Match allows users to create Match.com profiles free of charge but prohibits them from responding to messages without upgrading to a paid subscription, but the FTC’s complaint alleged that Match sent emails to nonsubscribers stating that someone had expressed an interest in them.
Many people signed up for the paid service to retrieve those messages; however, a majority of the “You caught his eye” messages generated by Match came from accounts the company had already flagged as likely to be fraudulent.
Dating site dangers – an equal opportunity destroyer
Dating sites can place anyone at risk – regardless of gender – and those risks go beyond a loss of money or a broken heart. There is also the risk of a loss of freedom, as a report received by the Washington City Police Department last year revealed when a man almost landed in jail as the result of an online tryst.

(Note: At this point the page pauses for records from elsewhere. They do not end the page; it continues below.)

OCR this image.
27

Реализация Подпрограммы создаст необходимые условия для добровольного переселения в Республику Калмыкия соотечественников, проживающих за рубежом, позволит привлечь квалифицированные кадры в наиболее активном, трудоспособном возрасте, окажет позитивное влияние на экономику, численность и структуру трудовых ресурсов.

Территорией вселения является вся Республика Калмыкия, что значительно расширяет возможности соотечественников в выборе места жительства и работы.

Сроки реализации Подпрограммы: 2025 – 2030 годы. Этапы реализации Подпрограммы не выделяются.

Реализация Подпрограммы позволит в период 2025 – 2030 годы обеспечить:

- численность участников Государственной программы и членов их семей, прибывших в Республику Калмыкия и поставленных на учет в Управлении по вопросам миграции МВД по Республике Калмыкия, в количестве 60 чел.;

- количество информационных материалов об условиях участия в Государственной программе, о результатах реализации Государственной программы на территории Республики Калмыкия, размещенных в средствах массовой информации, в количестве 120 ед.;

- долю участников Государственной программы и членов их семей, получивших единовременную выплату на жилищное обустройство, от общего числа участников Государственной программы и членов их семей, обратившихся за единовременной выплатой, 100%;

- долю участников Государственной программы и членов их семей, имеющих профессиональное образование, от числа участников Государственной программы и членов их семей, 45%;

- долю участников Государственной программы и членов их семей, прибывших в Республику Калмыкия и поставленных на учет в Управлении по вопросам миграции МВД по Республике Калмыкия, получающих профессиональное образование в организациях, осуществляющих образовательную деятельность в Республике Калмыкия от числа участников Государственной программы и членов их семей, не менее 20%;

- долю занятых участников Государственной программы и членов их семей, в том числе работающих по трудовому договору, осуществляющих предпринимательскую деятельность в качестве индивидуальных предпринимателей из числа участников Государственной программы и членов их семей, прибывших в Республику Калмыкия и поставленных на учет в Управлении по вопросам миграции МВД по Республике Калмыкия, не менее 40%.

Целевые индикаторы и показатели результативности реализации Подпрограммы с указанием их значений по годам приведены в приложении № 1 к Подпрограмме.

The incident started when a woman called police to report a sexual assault that took place. When officers interviewed the woman, they learned she had met the man on the dating site Tinder, and when the pair met in person, the she reported that a sexual assault took place, Washington City Police Chief, Jason Williams told St. George News.
Through the course of the investigation, a forensic examination of the woman’s phone revealed a scenario that was entirely different than what was reported to police.
Texts sent back and forth between the couple revealed that the woman agreed to a meeting that was more than 50 miles away, Williams said, and when the couple met, there was activity that was clearly consensual, according to the texts allegedly found by police.
Problems developed, however, when the man, who promised to pay the woman for gas to make the trip, failed to keep the agreement. That prompted a number of “angry” texts that were sent between the pair that continued but did not resolve the issue.
It was shortly thereafter the woman made the call to police reporting that she was sexually assaulted.
Fortunately, Williams said, there was an investigation into the allegations and that “technology” was a tremendous help in determining what actually transpired between the two. He also said that everyone leaves a footprint that can be analyzed later.
“Had we not had that data to analyze during the investigation, who knows what could have happened?” he said.
Avoid becoming the victim of a Valentine scam
One way to quickly tell if a love interest is actually a romance scam is to do a reverse image search of the person’ profile picture to see if it’s associated with another name or with details that don’t match up, as those are a sign of a scam.
If an online love interest asks for money, stop communicating with the person immediately and conduct an online search for the type of job the person says they have to see if other users have heard similar stories, such as “oil rig scammer” or “U.S. Army scammer,” the FTC says.
The bottom line is to never send money or gifts to a sweetheart you haven’t met in person.
For those concerned about online dating matches, refer to the National Sex Offender Public Website’s sex offender registry, where the potential love interest can be searched either by name or location.